You could move the total += digit up to before the reload of total*2 to better hide store-forwarding latency.

另一个可能的选择是 4x mul 和部分产品的必要 add/adc.如果您可以假设 mulx 的 BMI2 在不影响标志的情况下相乘，那么这可能会很好，这样您就可以将 mulx 与 adc 交错.但是你需要在寄存器中使用 10.

Another possible option is 4x mul and the requisite add/adc of the partial products. That might be nice if you can assume BMI2 for mulx to multiply without affecting flags so you can interleave mulx with adc. But then you'd need 10 in a register.

另一种选择是使用 XMM 寄存器进行 SSE2 64 位整数数学运算.或用于 64 位 MMX regs 的 MMX.但是，处理 64 位元素边界很不方便，因为只有标量整数才有加进位.但可能仍然值得，因为您只有一半的操作.

Another option is to use XMM registers for SSE2 64-bit integer math. Or MMX for 64-bit MMX regs. Dealing with 64-bit-element boundaries is inconvenient, though, because only scalar integer has add-with-carry. But possibly still worth it because you only have half the number of operations.

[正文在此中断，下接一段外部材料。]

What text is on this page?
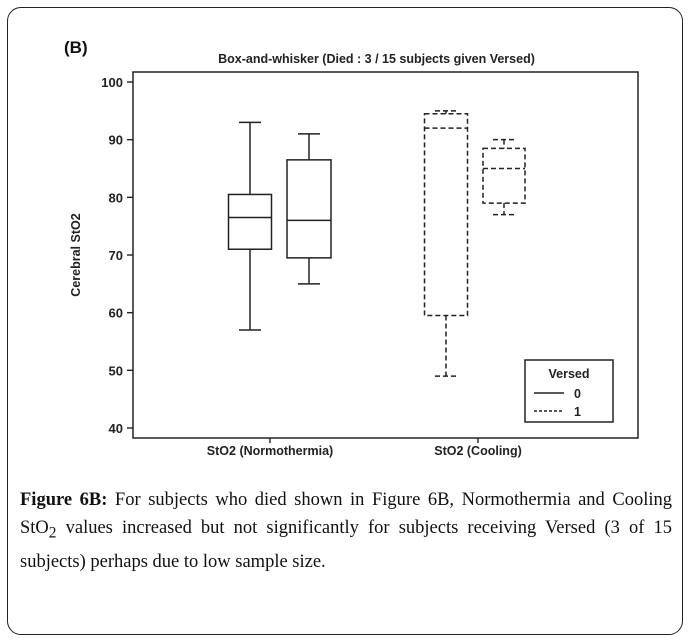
(B)
Box-and-whisker (Died : 3 / 15 subjects given Versed)
40
50
60
70
80
90
100
Cerebral StO2
StO2 (Normothermia)	StO2 (Cooling)
Versed
0
1
Figure 6B: For subjects who died shown in Figure 6B, Normothermia and Cooling StO$_2$ values increased but not significantly for subjects receiving Versed (3 of 15 subjects) perhaps due to low sample size.
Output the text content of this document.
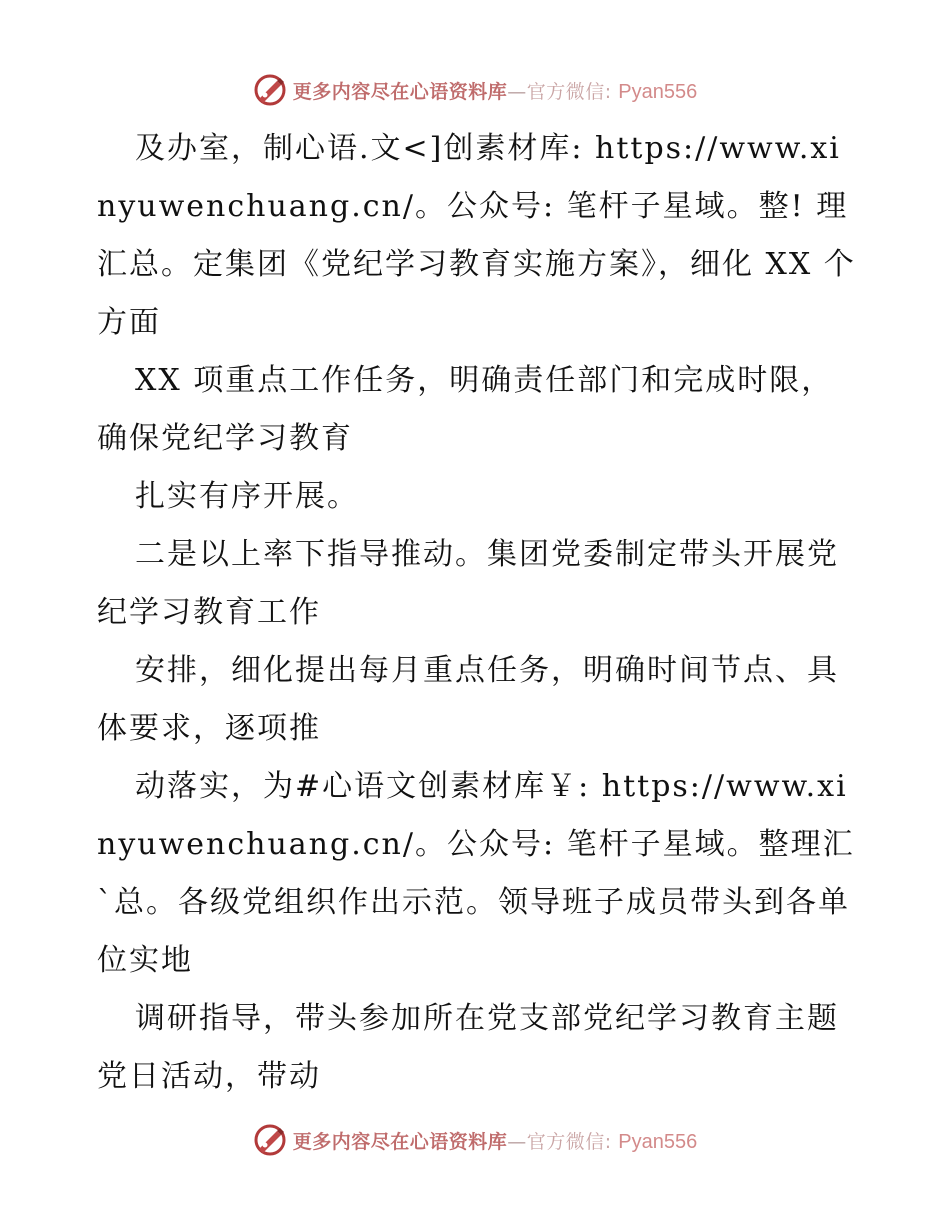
更多内容尽在心语资料库—官方微信: Pyan556

及办室，制心语.文<]创素材库: https://www.xinyuwenchuang.cn/。公众号: 笔杆子星域。整! 理汇总。定集团《党纪学习教育实施方案》，细化 XX 个方面

XX 项重点工作任务，明确责任部门和完成时限，确保党纪学习教育

扎实有序开展。

二是以上率下指导推动。集团党委制定带头开展党纪学习教育工作

安排，细化提出每月重点任务，明确时间节点、具体要求，逐项推

动落实，为#心语文创素材库￥: https://www.xinyuwenchuang.cn/。公众号: 笔杆子星域。整理汇`总。各级党组织作出示范。领导班子成员带头到各单位实地

调研指导，带头参加所在党支部党纪学习教育主题党日活动，带动

更多内容尽在心语资料库—官方微信: Pyan556
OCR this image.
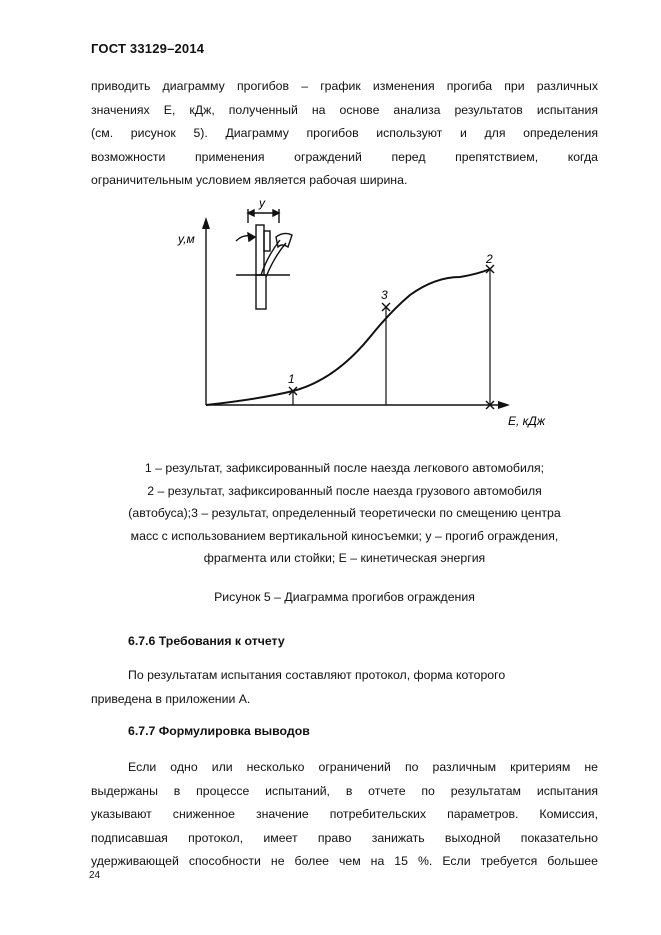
ГОСТ 33129–2014
приводить диаграмму прогибов – график изменения прогиба при различных
значениях E, кДж, полученный на основе анализа результатов испытания
(см. рисунок 5). Диаграмму прогибов используют и для определения
возможности применения ограждений перед препятствием, когда
ограничительным условием является рабочая ширина.
y,м
E, кДж
1
3
2
y
1 – результат, зафиксированный после наезда легкового автомобиля;
2 – результат, зафиксированный после наезда грузового автомобиля
(автобуса);3 – результат, определенный теоретически по смещению центра
масс с использованием вертикальной киносъемки; y – прогиб ограждения,
фрагмента или стойки; E – кинетическая энергия
Рисунок 5 – Диаграмма прогибов ограждения
6.7.6 Требования к отчету
По результатам испытания составляют протокол, форма которого
приведена в приложении А.
6.7.7 Формулировка выводов
Если одно или несколько ограничений по различным критериям не
выдержаны в процессе испытаний, в отчете по результатам испытания
указывают сниженное значение потребительских параметров. Комиссия,
подписавшая протокол, имеет право занижать выходной показательно
удерживающей способности не более чем на 15 %. Если требуется большее
24
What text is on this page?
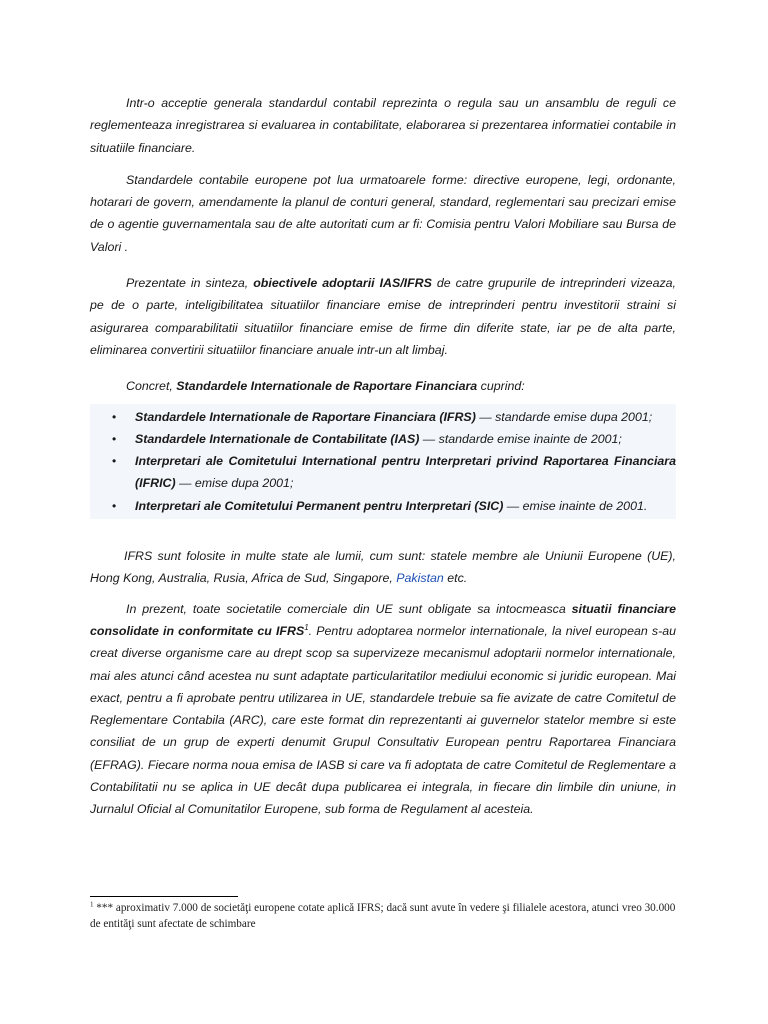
Intr-o acceptie generala standardul contabil reprezinta o regula sau un ansamblu de reguli ce reglementeaza inregistrarea si evaluarea in contabilitate, elaborarea si prezentarea informatiei contabile in situatiile financiare.

Standardele contabile europene pot lua urmatoarele forme: directive europene, legi, ordonante, hotarari de govern, amendamente la planul de conturi general, standard, reglementari sau precizari emise de o agentie guvernamentala sau de alte autoritati cum ar fi: Comisia pentru Valori Mobiliare sau Bursa de Valori .

Prezentate in sinteza, obiectivele adoptarii IAS/IFRS de catre grupurile de intreprinderi vizeaza, pe de o parte, inteligibilitatea situatiilor financiare emise de intreprinderi pentru investitorii straini si asigurarea comparabilitatii situatiilor financiare emise de firme din diferite state, iar pe de alta parte, eliminarea convertirii situatiilor financiare anuale intr-un alt limbaj.

Concret, Standardele Internationale de Raportare Financiara cuprind:

• Standardele Internationale de Raportare Financiara (IFRS) — standarde emise dupa 2001;
• Standardele Internationale de Contabilitate (IAS) — standarde emise inainte de 2001;
• Interpretari ale Comitetului International pentru Interpretari privind Raportarea Financiara (IFRIC) — emise dupa 2001;
• Interpretari ale Comitetului Permanent pentru Interpretari (SIC) — emise inainte de 2001.

IFRS sunt folosite in multe state ale lumii, cum sunt: statele membre ale Uniunii Europene (UE), Hong Kong, Australia, Rusia, Africa de Sud, Singapore, Pakistan etc.

In prezent, toate societatile comerciale din UE sunt obligate sa intocmeasca situatii financiare consolidate in conformitate cu IFRS$^1$. Pentru adoptarea normelor internationale, la nivel european s-au creat diverse organisme care au drept scop sa supervizeze mecanismul adoptarii normelor internationale, mai ales atunci când acestea nu sunt adaptate particularitatilor mediului economic si juridic european. Mai exact, pentru a fi aprobate pentru utilizarea in UE, standardele trebuie sa fie avizate de catre Comitetul de Reglementare Contabila (ARC), care este format din reprezentanti ai guvernelor statelor membre si este consiliat de un grup de experti denumit Grupul Consultativ European pentru Raportarea Financiara (EFRAG). Fiecare norma noua emisa de IASB si care va fi adoptata de catre Comitetul de Reglementare a Contabilitatii nu se aplica in UE decât dupa publicarea ei integrala, in fiecare din limbile din uniune, in Jurnalul Oficial al Comunitatilor Europene, sub forma de Regulament al acesteia.

$^1$ *** aproximativ 7.000 de societăţi europene cotate aplică IFRS; dacă sunt avute în vedere şi filialele acestora, atunci vreo 30.000 de entităţi sunt afectate de schimbare
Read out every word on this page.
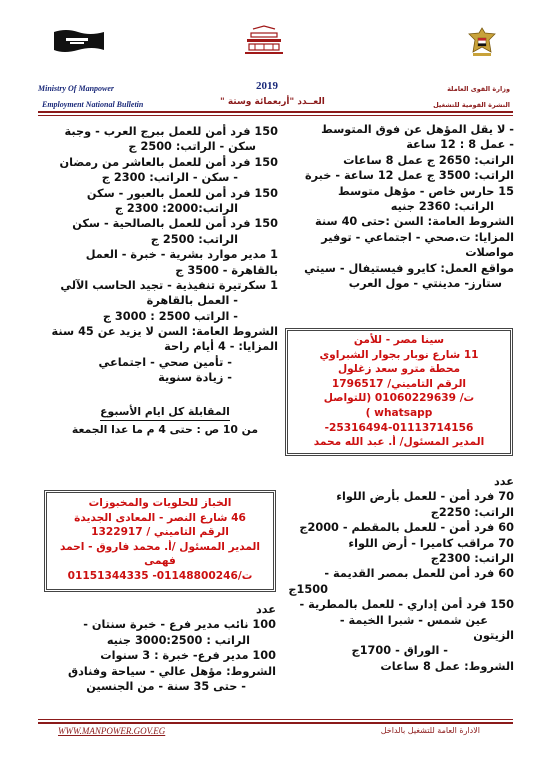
Ministry Of Manpower
Employment National Bulletin
2019
العــدد "أربعمائة وستة "
وزارة القوى العاملة
النشرة القومية للتشغيل
- لا يقل المؤهل عن فوق المتوسط
- عمل 8 : 12 ساعة
الراتب: 2650 ج عمل 8 ساعات
الراتب: 3500 ج عمل 12 ساعة - خبرة
15 حارس خاص - مؤهل متوسط
الراتب: 2360 جنيه
الشروط العامة: السن :حتى 40 سنة
المزايا: ت.صحي - اجتماعي - توفير
مواصلات
مواقع العمل: كايرو فيستيفال - سيتي
ستارز- مدينتي - مول العرب
سينا مصر - للأمن
11 شارع نوبار بجوار الشبراوي
محطة مترو سعد زغلول
الرقم التاميني/ 1796517
ت/ 01060229639 (للتواصل
whatsapp )
25316494-01113714156-
المدير المسئول/ أ. عبد الله محمد
عدد
70 فرد أمن - للعمل بأرض اللواء
الراتب: 2250ج
60 فرد أمن - للعمل بالمقطم - 2000ج
70 مراقب كاميرا - أرض اللواء
الراتب: 2300ج
60 فرد أمن للعمل بمصر القديمة -
1500ج
150 فرد أمن إداري - للعمل بالمطرية -
عين شمس - شبرا الخيمة -
الزيتون
- الوراق - 1700ج
الشروط: عمل 8 ساعات
150 فرد أمن للعمل ببرج العرب - وجبة
سكن - الراتب: 2500 ج
150 فرد أمن للعمل بالعاشر من رمضان
- سكن - الراتب: 2300 ج
150 فرد أمن للعمل بالعبور - سكن
الراتب:2000: 2300 ج
150 فرد أمن للعمل بالصالحية - سكن
الراتب: 2500 ج
1 مدير موارد بشرية - خبرة - العمل
بالقاهرة - 3500 ج
1 سكرتيرة تنفيذية - تجيد الحاسب الآلي
- العمل بالقاهرة
- الراتب 2500 : 3000 ج
الشروط العامة: السن لا يزيد عن 45 سنة
المزايا: - 4 أيام راحة
- تأمين صحي - اجتماعي
- زيادة سنوية
المقابلة كل ايام الأسبوع
من 10 ص : حتى 4 م ما عدا الجمعة
الخباز للحلويات والمخبوزات
46 شارع النصر - المعادى الجديدة
الرقم التاميني / 1322917
المدير المسئول /أ. محمد فاروق - احمد
فهمى
ت/01148800246- 01151344335
عدد
100 نائب مدير فرع - خبرة سنتان -
الراتب : 3000:2500 جنيه
100 مدير فرع- خبرة : 3 سنوات
الشروط: مؤهل عالي - سياحة وفنادق
- حتى 35 سنة - من الجنسين
WWW.MANPOWER.GOV.EG	الادارة العامة للتشغيل بالداخل
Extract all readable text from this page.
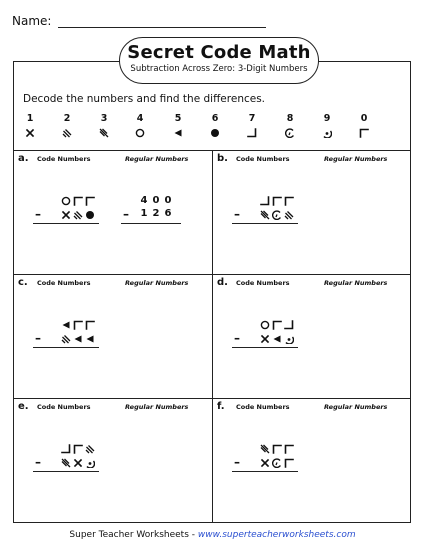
Name:
Secret Code Math
Subtraction Across Zero: 3-Digit Numbers
Decode the numbers and find the differences.
1	2	3	4	5	6	7	8	9	0
a. Code Numbers	Regular Numbers
–
4 0 0
– 1 2 6
b. Code Numbers	Regular Numbers
–
c. Code Numbers	Regular Numbers
–
d. Code Numbers	Regular Numbers
–
e. Code Numbers	Regular Numbers
–
f. Code Numbers	Regular Numbers
–
Super Teacher Worksheets - www.superteacherworksheets.com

最好将 9 位整数组转换为 32 位十进制数，然后将扩展精度乘以 1e9 进行组合.(比如最后 9 位数字，之前的 9 位数字等)所以你没有所有这些 adc/store+reload 工作每个数字.这将意味着在最后进行大量乘法以组合多达四(?)组数字.

It might be better to convert 9-digit groups of integers to 32-bit decimal, then do extended-precision multiplies by 1e9 to combine. (Like the last 9 digits, the 9 digits before that, etc.) So you don't have all this adc / store+reload work for every digit. That would mean a significant amount of multiplying at the end to combine up to four(?) groups of digits.

或者可能只是用单个寄存器处理前 9 位数字(正常方式)，然后用第二个循环扩大到两个寄存器，然后在第 18 个之后扩大到 4 个数字.这对于结果小于 9 位的数字很有用，只使用快速 1 寄存器累加器.

Or maybe just process the first 9 digits with a single register (the normal way), then widen to two registers with a 2nd loop, then widen to four for digits after the 18th. That would be good for numbers that turn out to be shorter than 9 digits, only ever using the fast 1-register accumulator.